第八十一話:陽介の試練・心の牢獄
魔王の卑劣な罠によって暗闇へと落下した陽介が意識を取り戻した場所は、冷たく湿った石造りの牢獄だった。聖剣カレドヴルフは幸い手元にあったが、仲間たちの姿はなく、呼びかけても返ってくるのは不気味な静寂だけだった。焦燥感と不安が陽介の心を蝕む。
(くそっ、やられた……! まんまと分断されたか。みんなは無事なのか? 俺がしっかりしなければ……!)
陽介が状況を把握しようと周囲を見回すと、牢の鉄格子の向こうに、ゆらりと妖艶な美女の姿が現れた。その美女は、魔王軍四天王の一人、「拷問の女王ディアボラ」と名乗った。彼女の瞳はサディスティックな光を宿し、その手には様々な拷問具が握られている。
「あら、お目覚めかしら、聖剣の勇者様? あなたには、これから私の特別な『おもてなし』を受けてもらうわ。あなたのその強い精神力と、仲間への想い……それがどこまで本物か、じっくりと、ねっとりと味わい尽くしてあげる」
ディアボラは、陽介に直接的な肉体的苦痛を与えるのではなく、彼の心の最も弱い部分を的確に突き、精神的に追い詰めていくことを愉しんでいるようだった。彼女は、陽介の元の世界での記憶を巧みに引き出し、彼の後悔やトラウマを増幅させる幻影を見せ始めた。それは、かつての仕事での大きな失敗、守れなかった約束、そして何よりも、異世界に来てから芽生えた仲間たちを失うことへの恐怖だった。
(やめろ……! これは幻だ……! 俺は……!)
陽介は歯を食いしばり、必死に抵抗する。聖剣カレドヴルフが微かに共鳴し、彼の精神を守ろうとしているかのようだった。胸の「星詠みの護符」もまた、温かい光を放ち、ディアボラの精神攻撃をわずかに和らげる。
「あらあら、なかなか抵抗するじゃないの。でも、無駄よ。あなたの心は、もう私の手の内にあるわ。さあ、もっと見せてちょうだい。あなたの絶望に染まった顔を」
ディアボラの囁きは、甘く、そして deadly な毒のように陽介の精神を蝕んでいく。幻影の中で、仲間たちが次々と傷つき、倒れていく。その光景は、かつて見た終末のビジョンと重なり、陽介の心を砕こうとする。
(ダメだ……ここで負けるわけにはいかない……! みんなが待っている……! 俺が、みんなを……!)

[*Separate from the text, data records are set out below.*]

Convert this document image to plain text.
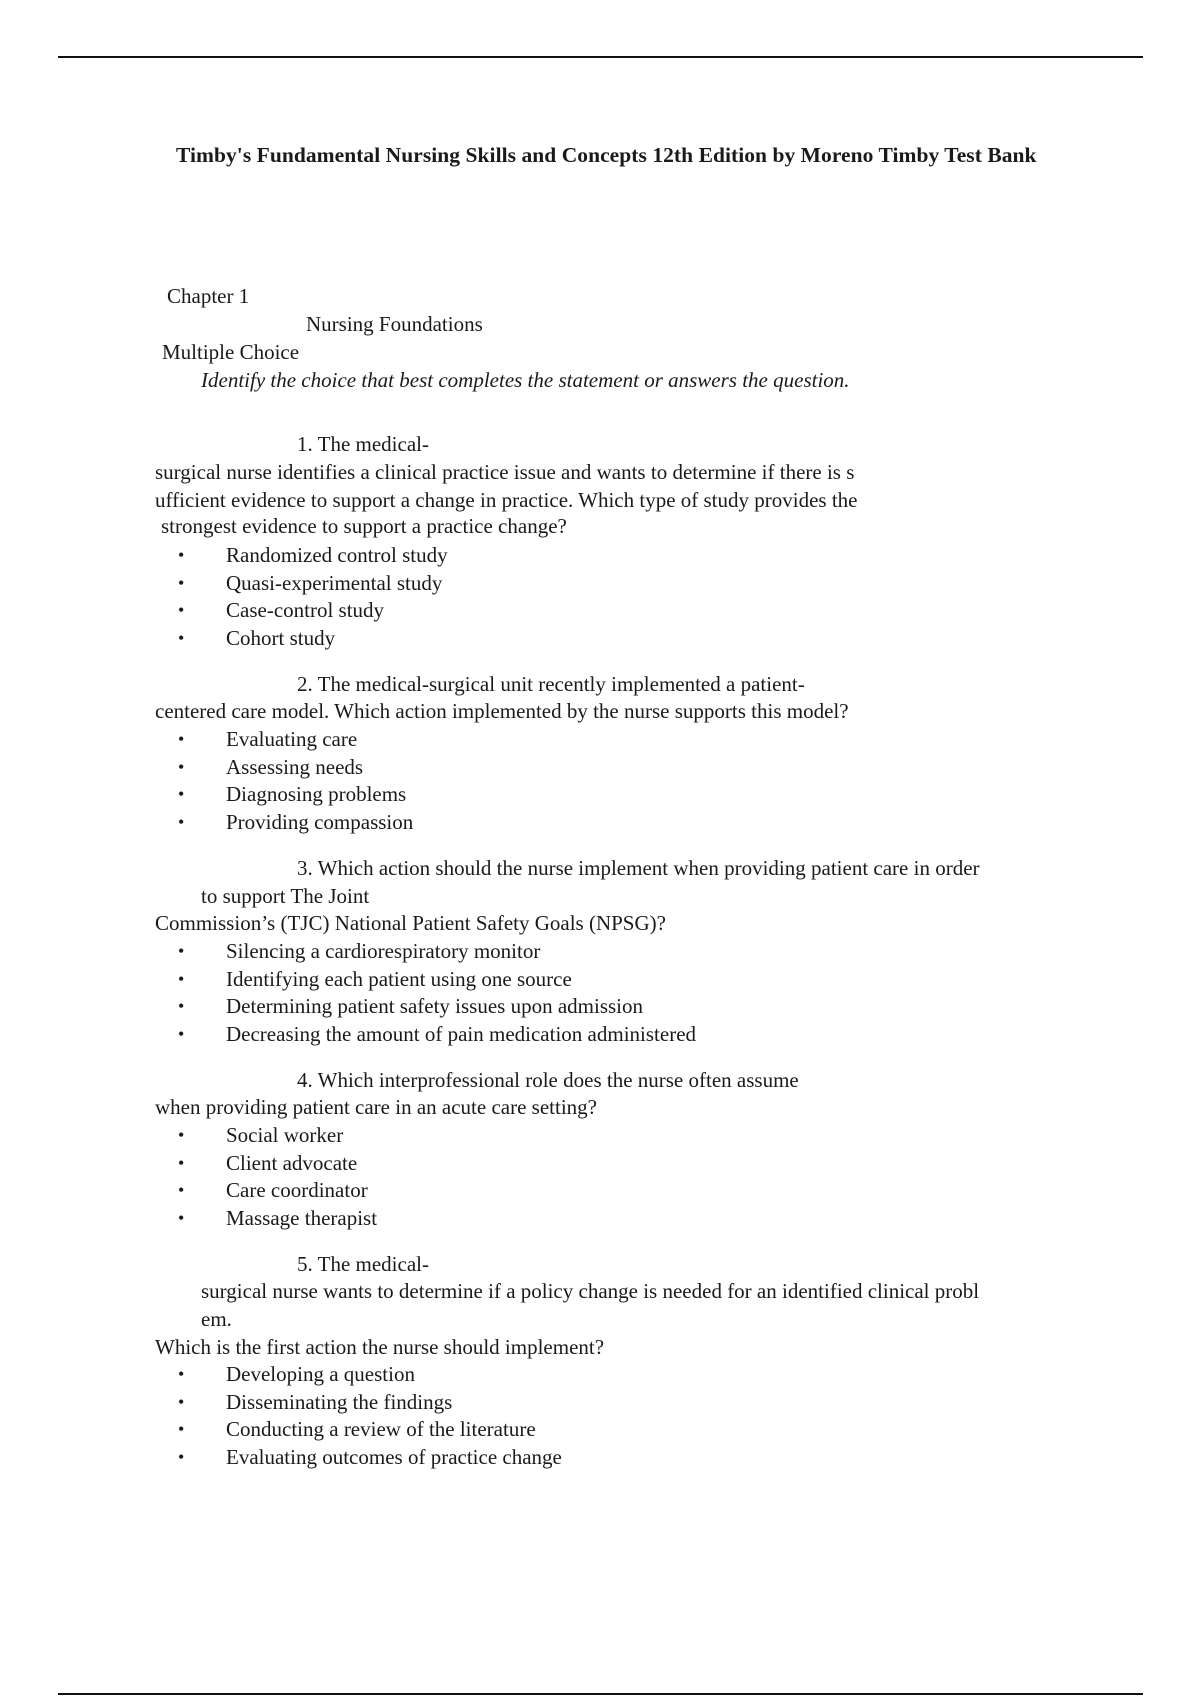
Timby's Fundamental Nursing Skills and Concepts 12th Edition by Moreno Timby Test Bank
Chapter 1
Nursing Foundations
Multiple Choice
Identify the choice that best completes the statement or answers the question.
1. The medical-
surgical nurse identifies a clinical practice issue and wants to determine if there is s
ufficient evidence to support a change in practice. Which type of study provides the
strongest evidence to support a practice change?
• Randomized control study
• Quasi-experimental study
• Case-control study
• Cohort study
2. The medical-surgical unit recently implemented a patient-
centered care model. Which action implemented by the nurse supports this model?
• Evaluating care
• Assessing needs
• Diagnosing problems
• Providing compassion
3. Which action should the nurse implement when providing patient care in order
to support The Joint
Commission’s (TJC) National Patient Safety Goals (NPSG)?
• Silencing a cardiorespiratory monitor
• Identifying each patient using one source
• Determining patient safety issues upon admission
• Decreasing the amount of pain medication administered
4. Which interprofessional role does the nurse often assume
when providing patient care in an acute care setting?
• Social worker
• Client advocate
• Care coordinator
• Massage therapist
5. The medical-
surgical nurse wants to determine if a policy change is needed for an identified clinical probl
em.
Which is the first action the nurse should implement?
• Developing a question
• Disseminating the findings
• Conducting a review of the literature
• Evaluating outcomes of practice change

その時、陽介の脳裏に、これまでの仲間たちとの旅の記憶が鮮明に蘇った。アリアの勇気、バルドの献身、リズの機転、ルーカスの純粋な信頼……。それらの温かい記憶が、ディアボラの作り出す冷たい絶望の幻影を打ち消していく。
「俺は……一人じゃない! 俺の心には、仲間たちとの絆がある! お前のような奴に、俺たちの絆を汚されてたまるか!」
陽介は叫び、聖剣カレドヴルフを強く握りしめた。聖剣は、陽介の強い意志に応えるかのように眩い光を放ち、牢獄を照らし出す。その光は、ディアボラの作り出した心の牢獄に亀裂を入れた。
「なっ……!? 馬鹿な……私の精神支配が……!?」
ディアボラが驚愕の声を上げる。陽介は、その隙を見逃さなかった。聖剣の力で牢の鉄格子を破壊し、ディアボラへと斬りかかる。拷問の女王との、心の奥底での戦いが始まった。